As American life expectancies continue to increase, more people are living into old age and facing fears about death and the prospect of long-term illnesses associated with aging. Alzheimer's disease and other dementias are particularly frightening because their end stages can last for years, with poor quality of life for patients and stress for family caregivers, geropsychologists note. One APA group is working to shape the growing role of psychologists in treating this group and encouraging further training and interest in geropsychology.
With 75 percent of deaths in the United States now occurring in people age 65 and older--and almost 80 percent of people 65 and older reporting having heart disease, cancer and other such chronic illnesses, according to the Robert Wood Johnson Foundation--APA's Ad Hoc Committee on End-of-Life Issues, which first met in April 2001 and will complete its final recommendations this fall, has placed a priority on establishing better mental health care for older adults.

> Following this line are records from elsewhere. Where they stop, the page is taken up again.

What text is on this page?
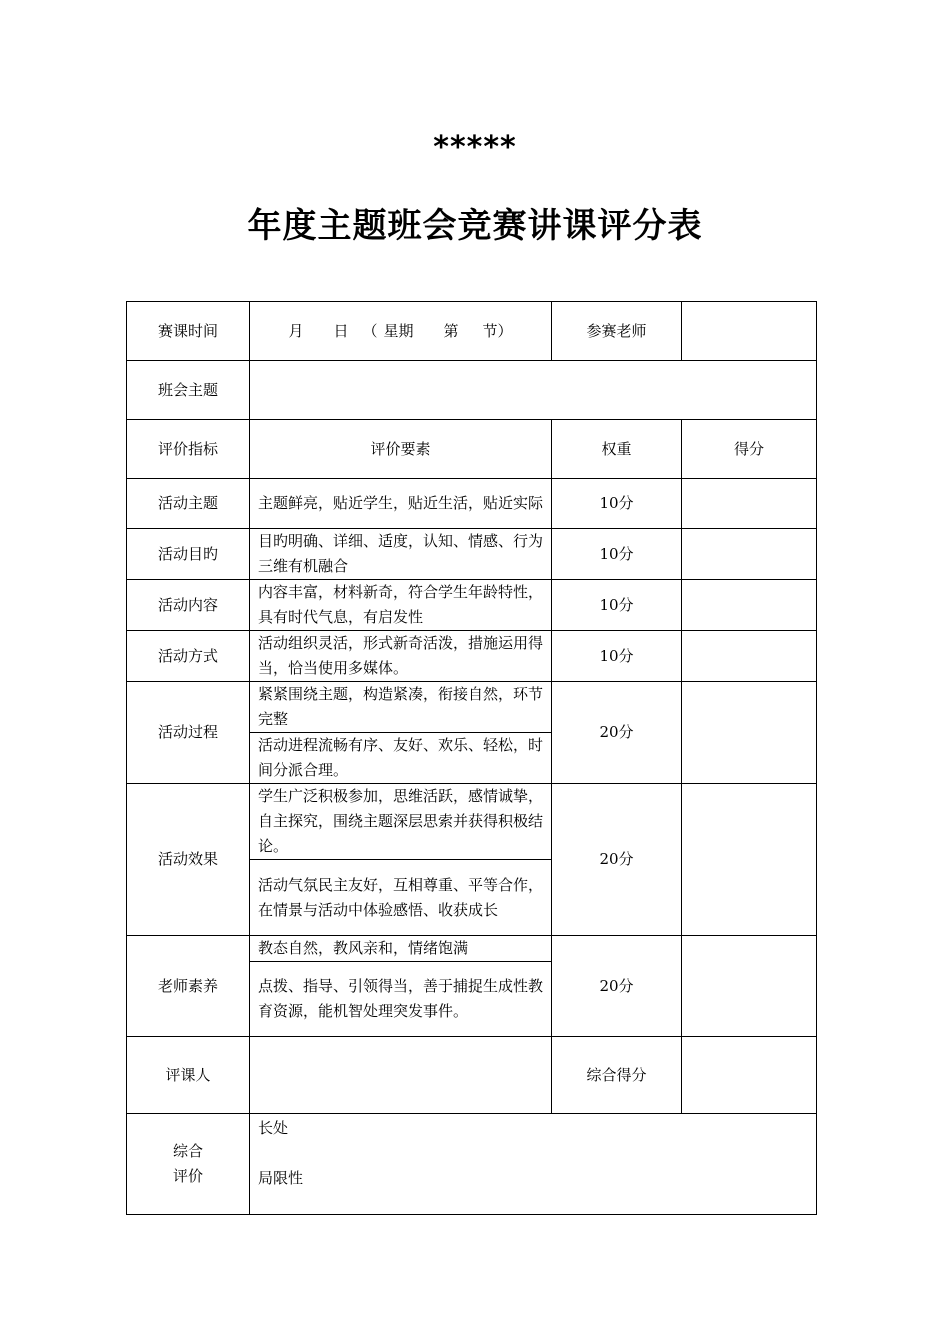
*****
年度主题班会竞赛讲课评分表
赛课时间	月 日 （ 星期 第 节）	参赛老师	
班会主题			
评价指标	评价要素	权重	得分
活动主题	主题鲜亮，贴近学生，贴近生活，贴近实际	10分	
活动目旳	目旳明确、详细、适度，认知、情感、行为三维有机融合	10分	
活动内容	内容丰富，材料新奇，符合学生年龄特性，具有时代气息，有启发性	10分	
活动方式	活动组织灵活，形式新奇活泼，措施运用得当，恰当使用多媒体。	10分	
活动过程	紧紧围绕主题，构造紧凑，衔接自然，环节完整	20分	
	活动进程流畅有序、友好、欢乐、轻松，时间分派合理。		
活动效果	学生广泛积极参加，思维活跃，感情诚挚，自主探究，围绕主题深层思索并获得积极结论。	20分	
	活动气氛民主友好，互相尊重、平等合作，在情景与活动中体验感悟、收获成长		
老师素养	教态自然，教风亲和，情绪饱满	20分	
	点拨、指导、引领得当，善于捕捉生成性教育资源，能机智处理突发事件。		
评课人		综合得分	

综合
评价	长处
局限性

The report particularly emphasizes better care for those approaching death, says psychologist William Haley, PhD, director of the School for Aging Studies at the University of South Florida and one of the ad hoc committee members.
"Psychologists who are trained to pay attention to the special needs of older adults at the end of life will be able to make a major impact in the quality of the death experience for both patients and their families," Haley says.
Biopsychosocial trends in health care already encourage extensive treatment of chronic illnesses through work with psychologists on behavior modification and relief of related problems like anxiety and depression, Haley says, but psychological interventions should extend into end-stage treatment of fatal diseases to ease the pain of death both for the patient and the family.
As such, the report calls for an increased role for psychologists in encouraging older adults to complete advance directives regarding their wishes for end-of-life care, transitioning terminally ill patients from hospitals to hospice and palliative care to maximize their quality of life and providing psychological services to these patients and their families.
In particular, dementia, Alzheimer's and other such diseases with strong psychological aspects may make patients good candidates for hospice services, the report notes but they are particularly underserved in hospice settings. However, those conditions, which affect more than 4 million Americans and cause 7.1 percent of U.S. deaths, often fail to get the same kind of consideration for hospice treatment as other diseases like cancer and heart disease, even though they can be just as debilitating and painful at the end of life for both patients and families, says Haley.
"Part of what the committee has been most concerned about is that older adults with noncancer diagnosis get satisfactory access to hospice facilities," Haley says. "We know that hospice and palliative care programs are quite effective for Alzheimer's and dementia patients and their family caregivers, so they should have the same access that terminal cancer patients have."
Haley's research on hospice care for patients with dementia demonstrated its particular usefulness. For example, he's found that 90 percent of family and professional caregivers approve of hospice care for end-stage dementia and that it may be more cost-effective than traditional care in a hospital or nursing facility. However, dementia patients have traditionally accounted for only 1.5 percent of Medicare hospice patients, Haley adds.
Medicare, which funds most hospital care for older adults in the United States, won't pay for hospice care unless a doctor diagnoses the patient to have less than six months to live, which, even when it is the case, is difficult to discern in patients with dementia or Alzheimer's disease, Haley says.
"We know that people are living longer and that brings with it an increased frequency of dementia at the end of life," Haley says. "Dealing with the effects of dementia can be extraordinarily difficult for family caregivers, causing pain and strife as death approaches. So it's very important that insurers, especially Medicare, expand hospice access to these patients."
Current Medicare guidelines do not predict six-month survival in dementia patients beyond a chance level, but many patients and families are inappropriately denied access to care on the argument that it will go beyond six months, Haley notes.
"At a policy level, we need to find a way to pay for palliative care for dementia patients and their families during a window longer than six months," he says.